|De Guzman, Lilia|
|KHONGPHINITBUNJONG, KITIPHONG - Chiang Mai University|
Submitted to: Journal of Apicultural Research
Publication Type: Research Notes
Publication Acceptance Date: 9/6/2013
Publication Date: 12/15/2013
Citation: De Guzman, L.I., Khongphinitbunjong, K., Rinderer, T.E., Tarver, M.R., Frake, A.M. 2013. A laboratory technique to study the effects of Varroa destructor and viruses on developing worker honey bees. Journal of Apicultural Research. 52(5):262-264.
Interpretive Summary: The effects of Varroa and deformed wing virus (DWV) on naturally developing L4 and newly sealed (NSL) larvae were assessed in the laboratory. Trial 1 used L4 and NSL inoculated with one Varroa with un-manipulated NSL served as controls. In Trial 2, only L4 larvae were used as hosts for the following treatments: a) one Varroa, b) two Varroa, c) no Varroa and fed 2 µl Deformed wing virus (DWV), d) one Varroa and fed 2 µl DWV, and control (no Varroa or DWV).

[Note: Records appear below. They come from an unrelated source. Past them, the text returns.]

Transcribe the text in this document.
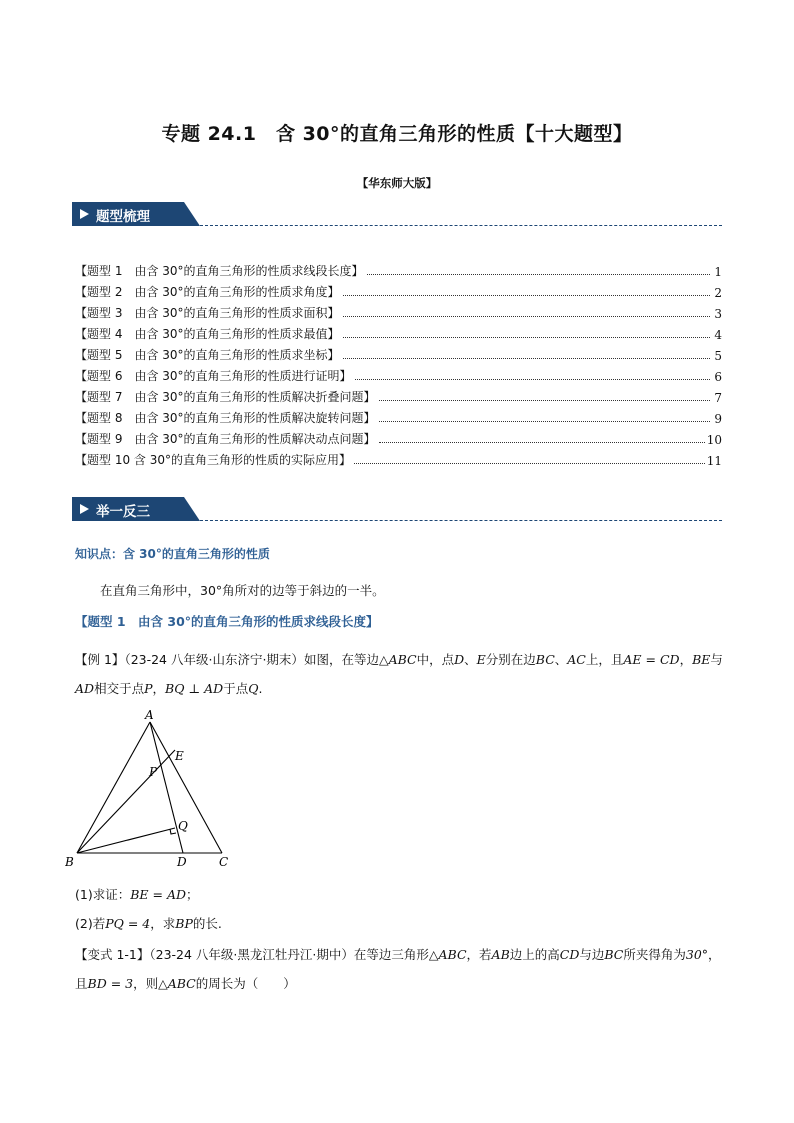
专题 24.1　含 30°的直角三角形的性质【十大题型】
【华东师大版】
题型梳理
【题型 1　由含 30°的直角三角形的性质求线段长度】	1
【题型 2　由含 30°的直角三角形的性质求角度】	2
【题型 3　由含 30°的直角三角形的性质求面积】	3
【题型 4　由含 30°的直角三角形的性质求最值】	4
【题型 5　由含 30°的直角三角形的性质求坐标】	5
【题型 6　由含 30°的直角三角形的性质进行证明】	6
【题型 7　由含 30°的直角三角形的性质解决折叠问题】	7
【题型 8　由含 30°的直角三角形的性质解决旋转问题】	9
【题型 9　由含 30°的直角三角形的性质解决动点问题】	10
【题型 10 含 30°的直角三角形的性质的实际应用】	11
举一反三
知识点：含 30°的直角三角形的性质
在直角三角形中，30°角所对的边等于斜边的一半。
【题型 1　由含 30°的直角三角形的性质求线段长度】
【例 1】（23-24 八年级·山东济宁·期末）如图，在等边△ABC中，点D、E分别在边BC、AC上，且AE = CD，BE与AD相交于点P，BQ ⊥ AD于点Q.
A
B	C
D
E
P
Q
(1)求证：BE = AD；
(2)若PQ = 4，求BP的长.
【变式 1-1】（23-24 八年级·黑龙江牡丹江·期中）在等边三角形△ABC，若AB边上的高CD与边BC所夹得角为30°，且BD = 3，则△ABC的周长为（　　）
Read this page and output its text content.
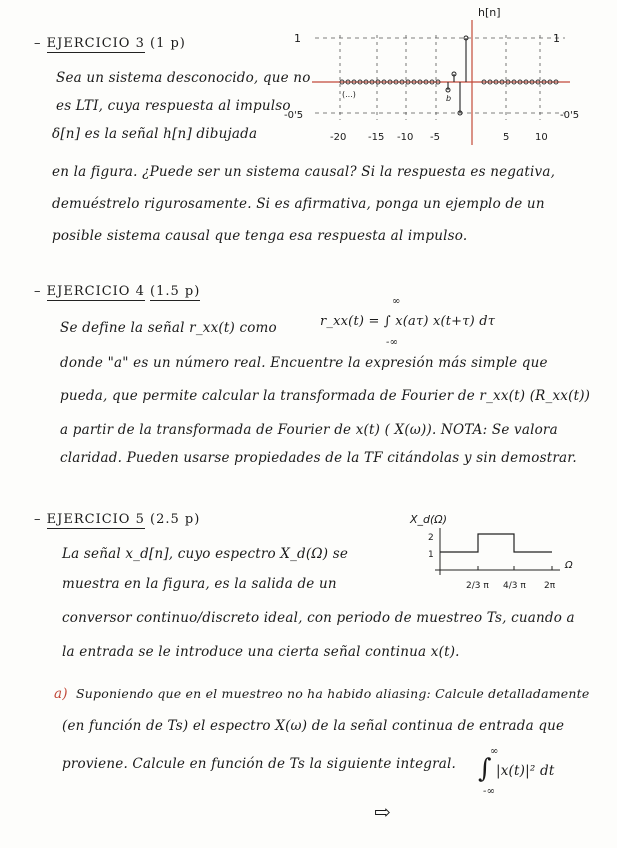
– EJERCICIO 3 (1 p)
Sea un sistema desconocido, que no
es LTI, cuya respuesta al impulso
δ[n] es la señal h[n] dibujada
en la figura. ¿Puede ser un sistema causal? Si la respuesta es negativa,
demuéstrelo rigurosamente. Si es afirmativa, ponga un ejemplo de un
posible sistema causal que tenga esa respuesta al impulso.
b
h[n]
1	1
-0'5	-0'5
(...)
-20 -15 -10 -5	5	10
– EJERCICIO 4 (1.5 p)
Se define la señal r_xx(t) como	r_xx(t) = ∫ x(aτ) x(t+τ) dτ
∞
-∞
donde "a" es un número real. Encuentre la expresión más simple que
pueda, que permite calcular la transformada de Fourier de r_xx(t) (R_xx(t))
a partir de la transformada de Fourier de x(t) ( X(ω)). NOTA: Se valora
claridad. Pueden usarse propiedades de la TF citándolas y sin demostrar.
– EJERCICIO 5 (2.5 p)
La señal x_d[n], cuyo espectro X_d(Ω) se
muestra en la figura, es la salida de un
conversor continuo/discreto ideal, con periodo de muestreo Ts, cuando a
la entrada se le introduce una cierta señal continua x(t).
X_d(Ω)
2
1
Ω
2/3 π 4/3 π 2π
a) Suponiendo que en el muestreo no ha habido aliasing: Calcule detalladamente
(en función de Ts) el espectro X(ω) de la señal continua de entrada que
proviene. Calcule en función de Ts la siguiente integral. ∫
∞
-∞
|x(t)|² dt
⇨
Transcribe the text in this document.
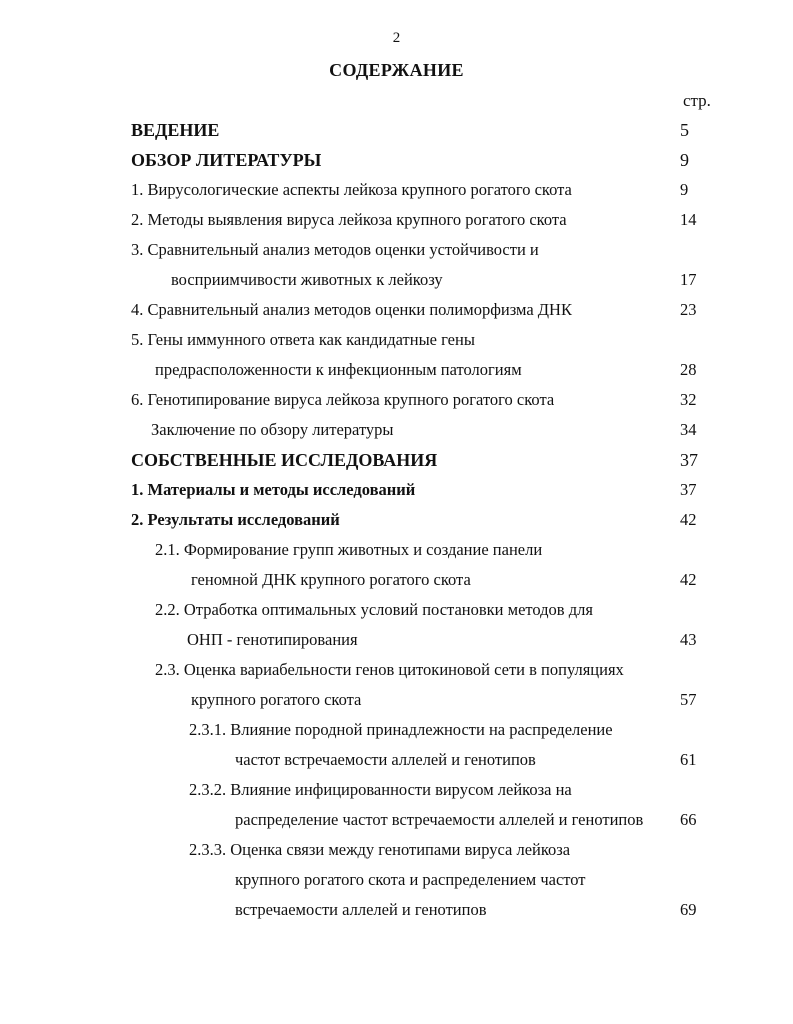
2
СОДЕРЖАНИЕ
стр.
ВЕДЕНИЕ	5
ОБЗОР ЛИТЕРАТУРЫ	9
1. Вирусологические аспекты лейкоза крупного рогатого скота	9
2. Методы выявления вируса лейкоза крупного рогатого скота	14
3. Сравнительный анализ методов оценки устойчивости и
восприимчивости животных к лейкозу	17
4. Сравнительный анализ методов оценки полиморфизма ДНК	23
5. Гены иммунного ответа как кандидатные гены
предрасположенности к инфекционным патологиям	28
6. Генотипирование вируса лейкоза крупного рогатого скота	32
Заключение по обзору литературы	34
СОБСТВЕННЫЕ ИССЛЕДОВАНИЯ	37
1. Материалы и методы исследований	37
2. Результаты исследований	42
2.1. Формирование групп животных и создание панели
геномной ДНК крупного рогатого скота	42
2.2. Отработка оптимальных условий постановки методов для
ОНП - генотипирования	43
2.3. Оценка вариабельности генов цитокиновой сети в популяциях
крупного рогатого скота	57
2.3.1. Влияние породной принадлежности на распределение
частот встречаемости аллелей и генотипов	61
2.3.2. Влияние инфицированности вирусом лейкоза на
распределение частот встречаемости аллелей и генотипов 66
2.3.3. Оценка связи между генотипами вируса лейкоза
крупного рогатого скота и распределением частот
встречаемости аллелей и генотипов	69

All test brood (except Trial 1 control) was sealed with gel caps. Our results showed that about 80% of the Varroa reproduced. Regardless of Trial, Varroa reproduced normally with the lowest progeny per infested cell recorded in brood inoculated with one Varroa (3.1 ± 0.4 progeny) and those inoculated with 2 Varroa supported the highest progeny (5.8 ± 0.6 progeny). Likewise, test brood continued to develop to adulthood. Overall, newly emerged worker bees from the control groups were the heaviest (>100 mg) while those brood inoculated with 2 Varroa were the lightest (about 75 mg). Bee weights correlated negatively with the number of Varroa per infested host. Our data suggest that this gel cap technique did not cause adverse effect on Varroa reproduction and bee weights. It also avoids injuries to test bees because no larval manipulation is required. Brood removal by bees is also prevented.
Technical Abstract: Existing techniques for in vitro rearing honey bees and Varroa involve brood manipulation. In this laboratory study, we used larvae that were naturally developing in a comb as Varroa- and virus-inoculation hosts. In Trial 1, we used L4 larvae and newly sealed larvae (NSL) as hosts which were inoculated with one Varroa. Thereafter, each cell was sealed with a gel cap, which was cut from the bottom of a gelatin capsule. Un-manipulated NSL served as controls. Trial 2 used L4 (sealed with gel caps) as hosts with the following treatments: a) one Varroa, b) two Varroa, c) no Varroa and fed 2 µl Deformed wing virus (DWV), d) one Varroa and fed 2 µl DWV, and control (no Varroa or DWV). Fecundity of Varroa and weight at bee mergence were noted. Our results showed that about 80% of the Varroa reproduced. In Trial 1, Varroa inoculated in L4 (4.0 ± 0.3 progeny) and NSL (3.7 ± 0.4 progeny) groups had similar fecundity. However, workers from the control group (108.81 ± 0.91 mg) were heavier than from the NSL (96.2 ± 1.6 mg) group. Brood inoculated at the L4 stage (79.1 ± 2.1 mg) was lighter. In Trial 2, brood inoculated with two Varroa supported more progeny per infested cell (5.8 ± 0.6 progeny) than did brood with one Varroa (3.1 ± 0.4 progeny) or one Varroa and DWV (3.2 ± 0.4 progeny). Bee weights (mg) also differed significantly: control bees (101.2 ± 1.9) = bees having one Varroa (94.6 ± 3.5) = bees that had DWV (91.8 ± 2.6) > bees with DWV and one Varroa (80.9 ± 3.4) and bees with two Varroa (75.2 ± 2.5). Overall, bee weights correlated negatively with the number of Varroa per infested cell. The use of gel caps to seal brood naturally developing in their comb for laboratory studies has some advantages. This technique allows for the study of individual worker bee’s responses to inoculations with Varroa and viruses without the need to manipulate larvae, provision larval food or transfer brood to pupation plates. Loss of brood through hygienic behavior of bees is also avoided since test brood is kept in an incubator. This method also allows simplified tracking of individual bees.